As Foreign Policy reported, Washington and Tehran were one airstrike away from an armed collision when Iranian-allied forces were transporting a port-a-potty through the al-Tanf battle space. In perhaps the first major armed confrontation between American and Russian-aligned ground forces in decades, the U.S. Air Force struck and killed hundreds of Russian mercenaries, who were encroaching upon the al-Tanf garrison and threatening to overtake American positions by force.

Were it not for the ingenuity, training, and professionalism of the U.S. military officers and soldiers at the scene, these risky engagements could have easily sparked a major armed conflict. If past is prologue, a continuous U.S. presence at al-Tanf is likely to result in more close calls—all to maintain U.S. control over a patch of territory in the sparse Syrian desert that is totally disconnected from the anti-ISIS mission.

The Trump administration is all but daring the Russians, Iranians, Syrian army, and pro-Assad militias to take the United States on, as these forces are motivated to bring every inch of Syrian territory under the Assad regime’s control.

If there were a vital U.S. national security interest at stake, perhaps accepting this risk would be justifiable or more understandable.

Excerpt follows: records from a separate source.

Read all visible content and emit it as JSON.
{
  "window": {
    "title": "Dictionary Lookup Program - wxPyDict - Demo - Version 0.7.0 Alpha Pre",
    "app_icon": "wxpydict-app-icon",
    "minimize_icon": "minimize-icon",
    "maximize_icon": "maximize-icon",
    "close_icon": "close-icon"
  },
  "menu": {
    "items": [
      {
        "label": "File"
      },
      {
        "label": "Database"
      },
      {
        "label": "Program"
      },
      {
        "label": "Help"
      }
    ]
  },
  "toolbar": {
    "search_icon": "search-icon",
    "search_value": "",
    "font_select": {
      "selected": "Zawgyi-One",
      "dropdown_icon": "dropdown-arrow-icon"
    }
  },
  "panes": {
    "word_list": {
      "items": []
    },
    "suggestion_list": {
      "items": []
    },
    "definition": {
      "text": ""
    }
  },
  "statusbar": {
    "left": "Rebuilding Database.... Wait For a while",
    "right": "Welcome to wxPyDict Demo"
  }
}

But the opposite is the case: With ISIS’s territorial caliphate in ruins and its few hundred diehard fighters increasingly looking like a bedraggled group of losers and misfits, ordering U.S. soldiers to police an area of the Syria-Iraq border is an all-risk, no-reward proposition. It simply doesn’t make sense, nor is this semi-occupation of a slice of Syria required to defend the American people from terrorism.

The last 17 consecutive years of failed nation-building operations should have taught U.S. officials a valuable lesson by now: Placing troops on the ground in perpetuity is like prescribing pain killers to address internal bleeding. It may make the Washington foreign policy establishment feel better, but it won’t do a darn thing to address the root causes of terrorism, a problem our military cannot solve.

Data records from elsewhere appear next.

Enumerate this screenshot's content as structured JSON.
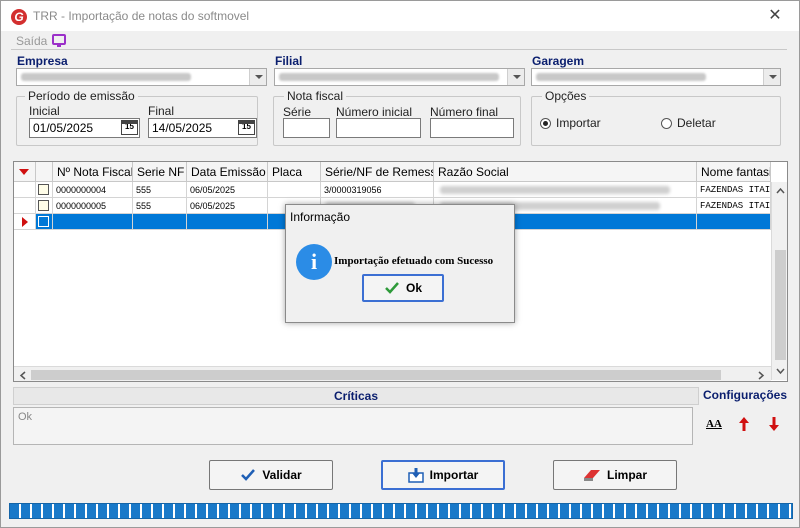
{
  "window": {
    "title": "TRR - Importação de notas do softmovel",
    "close_glyph": "✕",
    "logo_letter": "G"
  },
  "menu": {
    "saida": "Saída"
  },
  "empresa": {
    "label": "Empresa"
  },
  "filial": {
    "label": "Filial"
  },
  "garagem": {
    "label": "Garagem"
  },
  "periodo": {
    "title": "Período de emissão",
    "inicial_label": "Inicial",
    "inicial_value": "01/05/2025",
    "final_label": "Final",
    "final_value": "14/05/2025",
    "cal_glyph": "15"
  },
  "nota_fiscal": {
    "title": "Nota fiscal",
    "serie_label": "Série",
    "numero_inicial_label": "Número inicial",
    "numero_final_label": "Número final"
  },
  "opcoes": {
    "title": "Opções",
    "importar": "Importar",
    "deletar": "Deletar"
  },
  "grid": {
    "columns": [
      "Nº Nota Fiscal",
      "Serie NF",
      "Data Emissão",
      "Placa",
      "Série/NF de Remessa",
      "Razão Social",
      "Nome fantasia"
    ],
    "rows": [
      {
        "nota": "0000000004",
        "serie": "555",
        "data": "06/05/2025",
        "placa": "",
        "remessa": "3/0000319056",
        "razao": "",
        "fantasia": "FAZENDAS ITAI"
      },
      {
        "nota": "0000000005",
        "serie": "555",
        "data": "06/05/2025",
        "placa": "",
        "remessa": "",
        "razao": "",
        "fantasia": "FAZENDAS ITAI"
      },
      {
        "nota": "",
        "serie": "",
        "data": "",
        "placa": "",
        "remessa": "",
        "razao": "",
        "fantasia": ""
      }
    ]
  },
  "criticas": {
    "title": "Críticas",
    "text": "Ok"
  },
  "configuracoes": {
    "title": "Configurações",
    "font_glyph": "A͟A"
  },
  "buttons": {
    "validar": "Validar",
    "importar": "Importar",
    "limpar": "Limpar"
  },
  "dialog": {
    "title": "Informação",
    "message": "Importação efetuado com Sucesso",
    "ok": "Ok",
    "icon_letter": "i"
  },
  "colors": {
    "accent": "#0078d7",
    "label_blue": "#0a1e6e",
    "progress": "#1979c9",
    "arrow_red": "#d01010"
  }
}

Our U.S. military can, however, keep us safe. Effective counterterrorism, which does not require permanent ground forces, relies on U.S. military and intelligence assets, pragmatic relationships with governments whose national security and counterterrorism interests align with our own, and eliminating anti-American terrorist threats.

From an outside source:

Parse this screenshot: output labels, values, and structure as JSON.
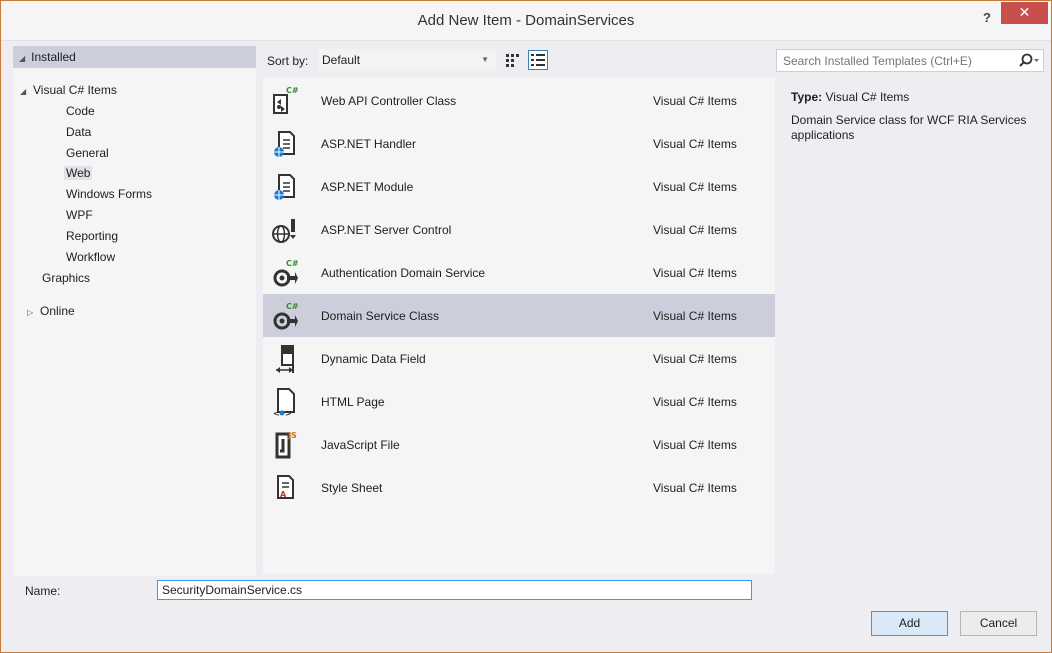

If U.S. military deployments were the answer, terrorists wouldn’t be operating in dozens of countries across Asia, the Middle East, and Africa. To think the same policy long derided as ineffective and wasteful in Afghanistan and Iraq will be effective and cost-efficient in Syria defies elementary logic.

Despite all the twists and turns in the administration’s Syria policy over the past two months, President Trump made the right decision back in December: With the campaign to destroy the Islamic State caliphate complete, the military mission is over, and all U.S. forces should come home. Local actors, including our regional partners and allies, should take on more responsibility for policing their region.

Any further delay in the withdrawal process will only provide these stakeholders an excuse to kick the can of responsibility down the road and avoid the hard, long, but vital work of combating the economic malaise, political stigmatization, and social inequities that allow terrorists to stay in business.

As usual, American troops have performed admirably. The results speak for themselves. We’ve won all we can. Any further action would be the quintessential example of mission creep. It is now time to acknowledge victory and withdraw, as the president first proposed.